You could create a recursive function using IndexOf. Passing the string to be searched and the string to locate, each recursion increments a Counter and sets the StartIndex to +1 the last found index, until the search string is no longer found. Function will require optional parameters Starting Position and Counter passed by reference:

Function InStrCount(ByVal SourceString As String, _
                    ByVal SearchString As String, _
                    Optional ByRef StartPos As Integer = 0, _
                    Optional ByRef Count As Integer = 0) As Integer
    If SourceString.IndexOf(SearchString, StartPos) > -1 Then
        Count += 1
        InStrCount(SourceString, _
                   SearchString, _
                   SourceString.IndexOf(SearchString, StartPos) + 1, _
                   Count)
    End If
    Return Count
End Function

Call function by passing string to search and string to locate and, optionally, start position:

Dim input As String = "Hello there. My name is John. I work very hard. Hello there!"
Dim phrase As String = "hello there"
Dim Occurrences As Integer

Occurrances = InStrCount(input.ToLower, phrase.ToLower)
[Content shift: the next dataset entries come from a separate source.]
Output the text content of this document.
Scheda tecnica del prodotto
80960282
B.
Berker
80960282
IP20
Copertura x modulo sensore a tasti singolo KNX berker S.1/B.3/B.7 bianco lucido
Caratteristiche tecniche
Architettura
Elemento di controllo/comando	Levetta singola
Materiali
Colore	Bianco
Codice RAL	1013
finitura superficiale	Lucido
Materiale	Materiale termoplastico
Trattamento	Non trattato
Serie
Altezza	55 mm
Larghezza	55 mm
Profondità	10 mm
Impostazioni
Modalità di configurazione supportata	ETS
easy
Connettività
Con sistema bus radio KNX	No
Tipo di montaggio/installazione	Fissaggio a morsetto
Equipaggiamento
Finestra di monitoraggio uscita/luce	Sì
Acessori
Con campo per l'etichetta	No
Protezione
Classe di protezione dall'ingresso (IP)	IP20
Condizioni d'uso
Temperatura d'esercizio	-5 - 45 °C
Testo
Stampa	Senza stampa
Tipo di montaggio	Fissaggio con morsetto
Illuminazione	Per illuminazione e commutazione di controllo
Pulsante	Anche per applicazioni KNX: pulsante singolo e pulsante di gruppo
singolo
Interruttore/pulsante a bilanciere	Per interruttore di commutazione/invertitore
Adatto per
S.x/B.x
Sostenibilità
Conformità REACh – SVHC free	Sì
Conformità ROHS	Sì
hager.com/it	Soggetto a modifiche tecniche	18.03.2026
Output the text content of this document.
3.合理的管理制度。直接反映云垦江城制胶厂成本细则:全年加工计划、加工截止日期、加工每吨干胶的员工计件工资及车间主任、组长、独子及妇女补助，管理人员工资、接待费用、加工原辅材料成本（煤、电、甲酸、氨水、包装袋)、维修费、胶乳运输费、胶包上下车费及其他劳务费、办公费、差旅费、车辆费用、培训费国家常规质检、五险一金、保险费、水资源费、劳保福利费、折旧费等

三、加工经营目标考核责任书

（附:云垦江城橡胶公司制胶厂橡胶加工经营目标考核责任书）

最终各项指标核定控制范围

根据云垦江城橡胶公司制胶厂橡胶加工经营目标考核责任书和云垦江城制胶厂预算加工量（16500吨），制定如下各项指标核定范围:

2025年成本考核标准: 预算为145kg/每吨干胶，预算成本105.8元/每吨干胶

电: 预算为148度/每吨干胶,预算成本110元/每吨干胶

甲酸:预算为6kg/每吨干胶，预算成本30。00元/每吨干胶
Note the use of .ToLower, which is used to ignore case in your comparison. Do not include this directive if you do wish comparison to be case specific.

I don't know if this is more obvious? Starting from the beginning of longString check the next characters up to the number characters in phrase, if phrase is not found start looking from the second character etc. If it is found start agin from the current position plus the number of characters in phrase and increment the value of occurences

 Module Module1
Sub Main()

    Dim longString As String = "Hello there. My name is John. I work very hard. Hello there! Hello therehello there"
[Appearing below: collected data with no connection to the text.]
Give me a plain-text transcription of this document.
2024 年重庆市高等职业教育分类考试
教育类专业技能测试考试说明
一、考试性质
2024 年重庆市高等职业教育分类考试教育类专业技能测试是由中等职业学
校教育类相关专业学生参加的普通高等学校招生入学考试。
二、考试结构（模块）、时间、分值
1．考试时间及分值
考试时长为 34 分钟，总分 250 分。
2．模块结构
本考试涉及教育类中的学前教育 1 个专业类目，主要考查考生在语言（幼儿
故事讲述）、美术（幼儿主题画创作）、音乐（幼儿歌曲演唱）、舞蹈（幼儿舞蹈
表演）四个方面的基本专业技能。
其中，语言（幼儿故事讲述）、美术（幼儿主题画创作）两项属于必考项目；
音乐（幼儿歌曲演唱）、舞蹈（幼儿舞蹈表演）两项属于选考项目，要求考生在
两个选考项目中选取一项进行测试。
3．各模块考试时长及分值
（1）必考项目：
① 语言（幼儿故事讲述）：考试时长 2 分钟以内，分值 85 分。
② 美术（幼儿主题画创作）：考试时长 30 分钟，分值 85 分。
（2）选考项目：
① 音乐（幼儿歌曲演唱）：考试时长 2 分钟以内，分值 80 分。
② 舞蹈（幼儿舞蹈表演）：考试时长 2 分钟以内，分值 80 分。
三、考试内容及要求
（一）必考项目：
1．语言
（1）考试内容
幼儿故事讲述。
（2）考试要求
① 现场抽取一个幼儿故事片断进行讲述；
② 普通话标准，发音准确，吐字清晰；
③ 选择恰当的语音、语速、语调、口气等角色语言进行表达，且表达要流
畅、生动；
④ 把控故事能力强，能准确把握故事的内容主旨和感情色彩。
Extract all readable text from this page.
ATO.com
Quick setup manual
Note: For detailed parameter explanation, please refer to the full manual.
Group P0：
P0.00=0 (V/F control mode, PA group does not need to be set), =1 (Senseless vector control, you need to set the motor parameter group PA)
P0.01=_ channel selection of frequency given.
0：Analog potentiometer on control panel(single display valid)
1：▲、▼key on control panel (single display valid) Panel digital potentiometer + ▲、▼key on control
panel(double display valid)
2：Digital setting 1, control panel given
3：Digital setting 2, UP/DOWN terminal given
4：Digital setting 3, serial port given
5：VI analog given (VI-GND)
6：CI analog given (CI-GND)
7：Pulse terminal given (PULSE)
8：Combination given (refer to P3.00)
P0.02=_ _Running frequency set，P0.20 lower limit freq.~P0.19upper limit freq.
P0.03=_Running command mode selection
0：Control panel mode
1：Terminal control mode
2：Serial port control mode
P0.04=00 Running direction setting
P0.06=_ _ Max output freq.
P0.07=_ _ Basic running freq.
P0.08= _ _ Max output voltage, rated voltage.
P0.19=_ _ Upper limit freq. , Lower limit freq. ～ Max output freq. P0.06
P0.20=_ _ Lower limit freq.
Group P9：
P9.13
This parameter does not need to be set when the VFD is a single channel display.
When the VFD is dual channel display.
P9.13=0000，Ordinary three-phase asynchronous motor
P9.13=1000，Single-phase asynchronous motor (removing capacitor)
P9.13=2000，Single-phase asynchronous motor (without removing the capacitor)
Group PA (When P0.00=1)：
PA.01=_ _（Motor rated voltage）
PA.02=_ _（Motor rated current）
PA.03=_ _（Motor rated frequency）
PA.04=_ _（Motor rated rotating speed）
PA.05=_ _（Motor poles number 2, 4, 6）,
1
    Dim phrase As String = "hello There"


    Dim occurences As Integer = 0
    Dim n As Integer = 0

    Do Until n >= longString.Length - (phrase.Length - 1)
        If longString.ToLower.Substring(n, phrase.Length).Contains(phrase.ToLower) Then
            occurences += 1
            n = n + (phrase.Length - 1)
        End If
        n += 1
    Loop
    Console.WriteLine(occurences)


End Sub
End Module

Looking at your original attempt, I have found that this should do the trick as "Split" creates an array. Occurrences = input.split(phrase).ubound

This is CaSe sensitive, so in your case the phrase should equal "Hello there", as there is no "hello there" in the input

Expanding on Sumit Kumar's simple solution (please upvote his answer rather than this one), here it is as a one-line working function:

Public Function fnStrCnt(ByVal str As String, ByVal substr As String) As Integer
    fnStrCnt = UBound(Split(LCase(str), substr))
End Function

Demo:

Sub testit()
    Dim thePhrase
    thePhrase = "Once upon a midnight dreary while a man was in a house in the usa."
    If fnStrCnt(thePhrase, " a ") > 1 Then
        MsgBox "Found " & fnStrCnt(thePhrase, " a ") & " occurrences."
    End If
End Sub 'testit()

Yet another idea:

Dim input As String = "Hello there. My name is John. I work very hard. Hello there!"
Dim phrase As String = "Hello there"
Dim Occurrences As Integer = (input.Length - input.Replace(phrase, String.Empty).Length) / phrase.Length

You just need to make sure that phrase.Length > 0.